Ein dichter Nebel senkte sich auf die große, fremde Stadt. Ein langer Arbeitstag lag hinter mir, ich war abgespannt und matt. Zu müde für die Autobahn, zu spät für den letzten Flug. Doch ich wollte nach Haus, Und da fand ich heraus, Gegen Mitternacht ging noch ein Zug.
Es blieb noch etwas Zeit, ich wußte nicht wohin, so stand ich am Bahnhof herum: Einem Prunkbau aus längst vergangener Zeit, Drängeln, Suchen und Schieben ringsum.
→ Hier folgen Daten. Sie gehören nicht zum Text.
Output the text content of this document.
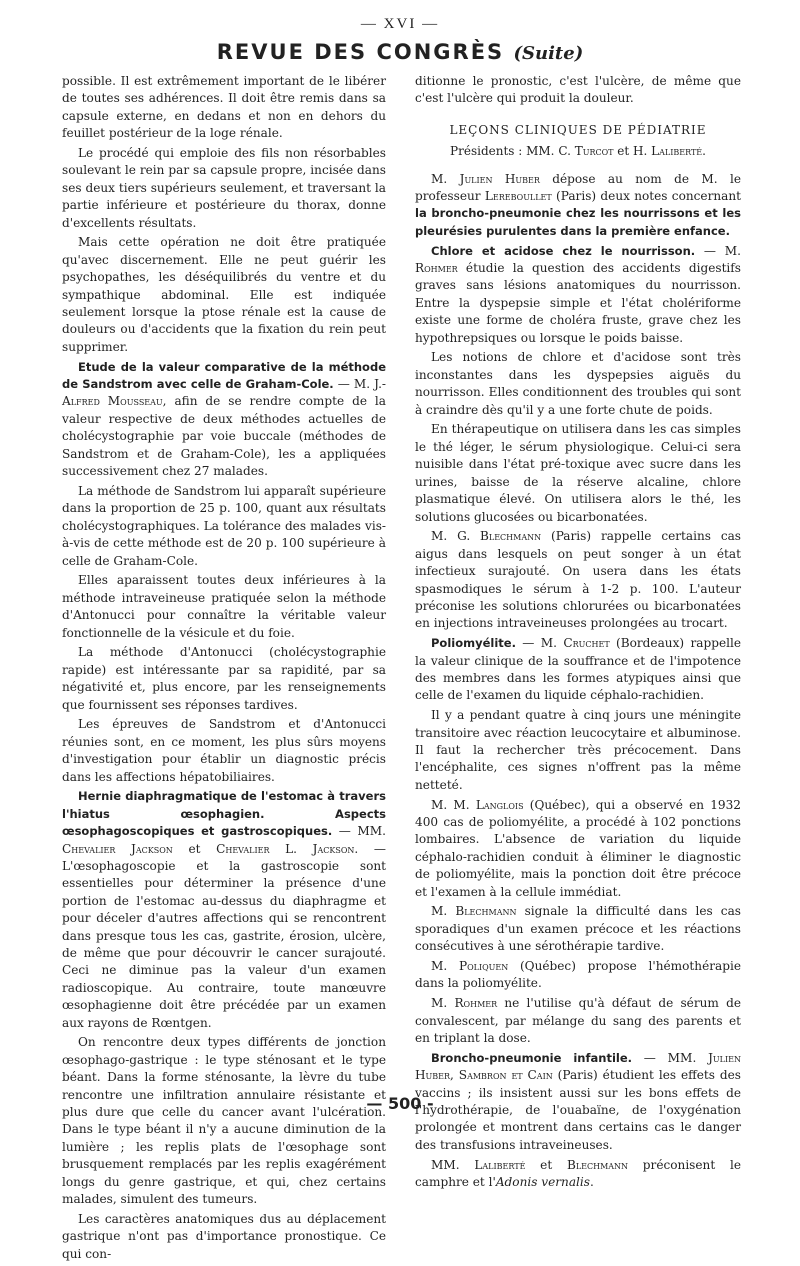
— XVI —
REVUE DES CONGRÈS (Suite)

possible. Il est extrêmement important de le libérer de toutes ses adhérences. Il doit être remis dans sa capsule externe, en dedans et non en dehors du feuillet postérieur de la loge rénale.

Le procédé qui emploie des fils non résorbables soulevant le rein par sa capsule propre, incisée dans ses deux tiers supérieurs seulement, et traversant la partie inférieure et postérieure du thorax, donne d'excellents résultats.

Mais cette opération ne doit être pratiquée qu'avec discernement. Elle ne peut guérir les psychopathes, les déséquilibrés du ventre et du sympathique abdominal. Elle est indiquée seulement lorsque la ptose rénale est la cause de douleurs ou d'accidents que la fixation du rein peut supprimer.

Etude de la valeur comparative de la méthode de Sandstrom avec celle de Graham-Cole. — M. J.-Alfred Mousseau, afin de se rendre compte de la valeur respective de deux méthodes actuelles de cholécystographie par voie buccale (méthodes de Sandstrom et de Graham-Cole), les a appliquées successivement chez 27 malades.

La méthode de Sandstrom lui apparaît supérieure dans la proportion de 25 p. 100, quant aux résultats cholécystographiques. La tolérance des malades vis-à-vis de cette méthode est de 20 p. 100 supérieure à celle de Graham-Cole.

Elles aparaissent toutes deux inférieures à la méthode intraveineuse pratiquée selon la méthode d'Antonucci pour connaître la véritable valeur fonctionnelle de la vésicule et du foie.

La méthode d'Antonucci (cholécystographie rapide) est intéressante par sa rapidité, par sa négativité et, plus encore, par les renseignements que fournissent ses réponses tardives.

Les épreuves de Sandstrom et d'Antonucci réunies sont, en ce moment, les plus sûrs moyens d'investigation pour établir un diagnostic précis dans les affections hépatobiliaires.

Hernie diaphragmatique de l'estomac à travers l'hiatus œsophagien. Aspects œsophagoscopiques et gastroscopiques. — MM. Chevalier Jackson et Chevalier L. Jackson. — L'œsophagoscopie et la gastroscopie sont essentielles pour déterminer la présence d'une portion de l'estomac au-dessus du diaphragme et pour déceler d'autres affections qui se rencontrent dans presque tous les cas, gastrite, érosion, ulcère, de même que pour découvrir le cancer surajouté. Ceci ne diminue pas la valeur d'un examen radioscopique. Au contraire, toute manœuvre œsophagienne doit être précédée par un examen aux rayons de Rœntgen.

On rencontre deux types différents de jonction œsophago-gastrique : le type sténosant et le type béant. Dans la forme sténosante, la lèvre du tube rencontre une infiltration annulaire résistante et plus dure que celle du cancer avant l'ulcération. Dans le type béant il n'y a aucune diminution de la lumière ; les replis plats de l'œsophage sont brusquement remplacés par les replis exagérément longs du genre gastrique, et qui, chez certains malades, simulent des tumeurs.

Les caractères anatomiques dus au déplacement gastrique n'ont pas d'importance pronostique. Ce qui con-

ditionne le pronostic, c'est l'ulcère, de même que c'est l'ulcère qui produit la douleur.

LEÇONS CLINIQUES DE PÉDIATRIE

Présidents : MM. C. Turcot et H. Laliberté.

M. Julien Huber dépose au nom de M. le professeur Lereboullet (Paris) deux notes concernant la broncho-pneumonie chez les nourrissons et les pleurésies purulentes dans la première enfance.

Chlore et acidose chez le nourrisson. — M. Rohmer étudie la question des accidents digestifs graves sans lésions anatomiques du nourrisson. Entre la dyspepsie simple et l'état cholériforme existe une forme de choléra fruste, grave chez les hypothrepsiques ou lorsque le poids baisse.

Les notions de chlore et d'acidose sont très inconstantes dans les dyspepsies aiguës du nourrisson. Elles conditionnent des troubles qui sont à craindre dès qu'il y a une forte chute de poids.

En thérapeutique on utilisera dans les cas simples le thé léger, le sérum physiologique. Celui-ci sera nuisible dans l'état pré-toxique avec sucre dans les urines, baisse de la réserve alcaline, chlore plasmatique élevé. On utilisera alors le thé, les solutions glucosées ou bicarbonatées.

M. G. Blechmann (Paris) rappelle certains cas aigus dans lesquels on peut songer à un état infectieux surajouté. On usera dans les états spasmodiques le sérum à 1-2 p. 100. L'auteur préconise les solutions chlorurées ou bicarbonatées en injections intraveineuses prolongées au trocart.

Poliomyélite. — M. Cruchet (Bordeaux) rappelle la valeur clinique de la souffrance et de l'impotence des membres dans les formes atypiques ainsi que celle de l'examen du liquide céphalo-rachidien.

Il y a pendant quatre à cinq jours une méningite transitoire avec réaction leucocytaire et albuminose. Il faut la rechercher très précocement. Dans l'encéphalite, ces signes n'offrent pas la même netteté.

M. M. Langlois (Québec), qui a observé en 1932 400 cas de poliomyélite, a procédé à 102 ponctions lombaires. L'absence de variation du liquide céphalo-rachidien conduit à éliminer le diagnostic de poliomyélite, mais la ponction doit être précoce et l'examen à la cellule immédiat.

M. Blechmann signale la difficulté dans les cas sporadiques d'un examen précoce et les réactions consécutives à une sérothérapie tardive.

M. Poliquen (Québec) propose l'hémothérapie dans la poliomyélite.

M. Rohmer ne l'utilise qu'à défaut de sérum de convalescent, par mélange du sang des parents et en triplant la dose.

Broncho-pneumonie infantile. — MM. Julien Huber, Sambron et Cain (Paris) étudient les effets des vaccins ; ils insistent aussi sur les bons effets de l'hydrothérapie, de l'ouabaïne, de l'oxygénation prolongée et montrent dans certains cas le danger des transfusions intraveineuses.

MM. Laliberté et Blechmann préconisent le camphre et l'Adonis vernalis.

— 500 -
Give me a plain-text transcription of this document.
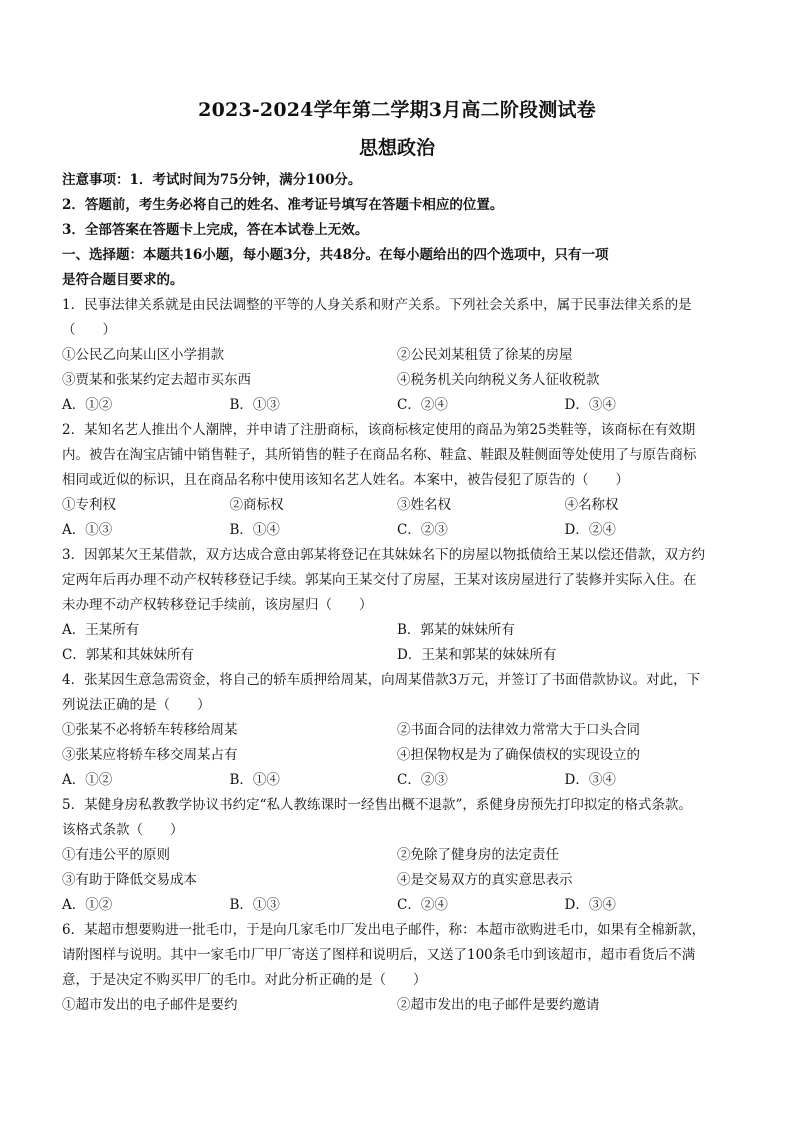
2023-2024学年第二学期3月高二阶段测试卷

思想政治

注意事项：1．考试时间为75分钟，满分100分。

2．答题前，考生务必将自己的姓名、准考证号填写在答题卡相应的位置。

3．全部答案在答题卡上完成，答在本试卷上无效。

一、选择题：本题共16小题，每小题3分，共48分。在每小题给出的四个选项中，只有一项

是符合题目要求的。

1．民事法律关系就是由民法调整的平等的人身关系和财产关系。下列社会关系中，属于民事法律关系的是

（　　）

①公民乙向某山区小学捐款	②公民刘某租赁了徐某的房屋
③贾某和张某约定去超市买东西	④税务机关向纳税义务人征收税款
A．①②	B．①③	C．②④	D．③④

2．某知名艺人推出个人潮牌，并申请了注册商标，该商标核定使用的商品为第25类鞋等，该商标在有效期

内。被告在淘宝店铺中销售鞋子，其所销售的鞋子在商品名称、鞋盒、鞋跟及鞋侧面等处使用了与原告商标

相同或近似的标识，且在商品名称中使用该知名艺人姓名。本案中，被告侵犯了原告的（　　）

①专利权	②商标权	③姓名权	④名称权
A．①③	B．①④	C．②③	D．②④

3．因郭某欠王某借款，双方达成合意由郭某将登记在其妹妹名下的房屋以物抵债给王某以偿还借款，双方约

定两年后再办理不动产权转移登记手续。郭某向王某交付了房屋，王某对该房屋进行了装修并实际入住。在

未办理不动产权转移登记手续前，该房屋归（　　）

A．王某所有	B．郭某的妹妹所有
C．郭某和其妹妹所有	D．王某和郭某的妹妹所有

4．张某因生意急需资金，将自己的轿车质押给周某，向周某借款3万元，并签订了书面借款协议。对此，下

列说法正确的是（　　）

①张某不必将轿车转移给周某	②书面合同的法律效力常常大于口头合同
③张某应将轿车移交周某占有	④担保物权是为了确保债权的实现设立的
A．①②	B．①④	C．②③	D．③④

5．某健身房私教教学协议书约定“私人教练课时一经售出概不退款”，系健身房预先打印拟定的格式条款。

该格式条款（　　）

①有违公平的原则	②免除了健身房的法定责任
③有助于降低交易成本	④是交易双方的真实意思表示
A．①②	B．①③	C．②④	D．③④

6．某超市想要购进一批毛巾，于是向几家毛巾厂发出电子邮件，称：本超市欲购进毛巾，如果有全棉新款，

请附图样与说明。其中一家毛巾厂甲厂寄送了图样和说明后，又送了100条毛巾到该超市，超市看货后不满

意，于是决定不购买甲厂的毛巾。对此分析正确的是（　　）

①超市发出的电子邮件是要约	②超市发出的电子邮件是要约邀请
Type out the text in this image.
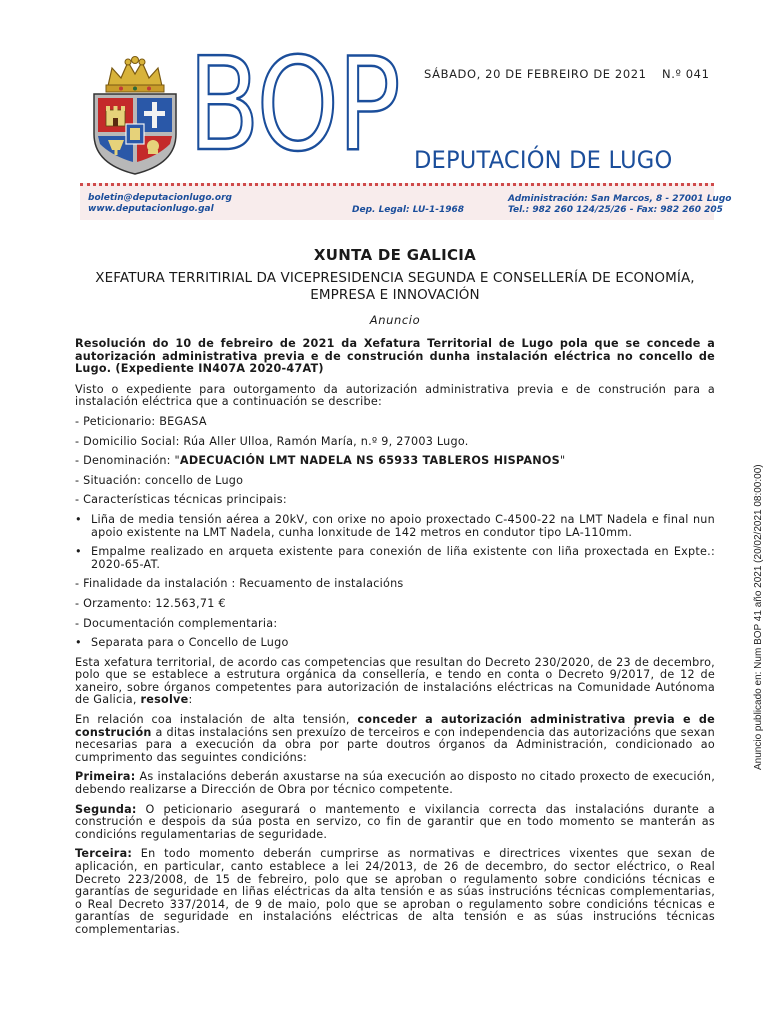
BOP SÁBADO, 20 DE FEBREIRO DE 2021 N.º 041
DEPUTACIÓN DE LUGO
boletin@deputacionlugo.org
www.deputacionlugo.gal	Dep. Legal: LU-1-1968
Administración: San Marcos, 8 - 27001 Lugo
Tel.: 982 260 124/25/26 - Fax: 982 260 205
Anuncio publicado en: Num BOP 41 año 2021 (20/02/2021 08:00:00)
XUNTA DE GALICIA
XEFATURA TERRITIRIAL DA VICEPRESIDENCIA SEGUNDA E CONSELLERÍA DE ECONOMÍA, EMPRESA E INNOVACIÓN
Anuncio

Resolución do 10 de febreiro de 2021 da Xefatura Territorial de Lugo pola que se concede a autorización administrativa previa e de construción dunha instalación eléctrica no concello de Lugo. (Expediente IN407A 2020-47AT)

Visto o expediente para outorgamento da autorización administrativa previa e de construción para a instalación eléctrica que a continuación se describe:

- Peticionario: BEGASA

- Domicilio Social: Rúa Aller Ulloa, Ramón María, n.º 9, 27003 Lugo.

- Denominación: "ADECUACIÓN LMT NADELA NS 65933 TABLEROS HISPANOS"

- Situación: concello de Lugo

- Características técnicas principais:

• Liña de media tensión aérea a 20kV, con orixe no apoio proxectado C-4500-22 na LMT Nadela e final nun apoio existente na LMT Nadela, cunha lonxitude de 142 metros en condutor tipo LA-110mm.
• Empalme realizado en arqueta existente para conexión de liña existente con liña proxectada en Expte.: 2020-65-AT.

- Finalidade da instalación : Recuamento de instalacións

- Orzamento: 12.563,71 €

- Documentación complementaria:

• Separata para o Concello de Lugo

Esta xefatura territorial, de acordo cas competencias que resultan do Decreto 230/2020, de 23 de decembro, polo que se establece a estrutura orgánica da consellería, e tendo en conta o Decreto 9/2017, de 12 de xaneiro, sobre órganos competentes para autorización de instalacións eléctricas na Comunidade Autónoma de Galicia, resolve:

En relación coa instalación de alta tensión, conceder a autorización administrativa previa e de construción a ditas instalacións sen prexuízo de terceiros e con independencia das autorizacións que sexan necesarias para a execución da obra por parte doutros órganos da Administración, condicionado ao cumprimento das seguintes condicións:

Primeira: As instalacións deberán axustarse na súa execución ao disposto no citado proxecto de execución, debendo realizarse a Dirección de Obra por técnico competente.

Segunda: O peticionario asegurará o mantemento e vixilancia correcta das instalacións durante a construción e despois da súa posta en servizo, co fin de garantir que en todo momento se manterán as condicións regulamentarias de seguridade.

Terceira: En todo momento deberán cumprirse as normativas e directrices vixentes que sexan de aplicación, en particular, canto establece a lei 24/2013, de 26 de decembro, do sector eléctrico, o Real Decreto 223/2008, de 15 de febreiro, polo que se aproban o regulamento sobre condicións técnicas e garantías de seguridade en liñas eléctricas da alta tensión e as súas instrucións técnicas complementarias, o Real Decreto 337/2014, de 9 de maio, polo que se aproban o regulamento sobre condicións técnicas e garantías de seguridade en instalacións eléctricas de alta tensión e as súas instrucións técnicas complementarias.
Ich sah die Reisenden, die Wartenden und die Gestrandeten der Nacht, So viel Gleichgültigkeit, So viel Jammer und Leid Unter so viel kalter Pracht.
Ich trat auf den offenen Bahnsteig hinaus, die naßkalte Luft hielt mich wach. Ich fröstelte, schlug meinen Kragen hoch und sah meinem Atem nach. Aus der Dunkelheit schwebten überm Gleis drei Lichter, mein Zug fuhr ein. Eine Wagentür schlug. Es war warm in dem Zug, Und ich war im Abteil ganz allein.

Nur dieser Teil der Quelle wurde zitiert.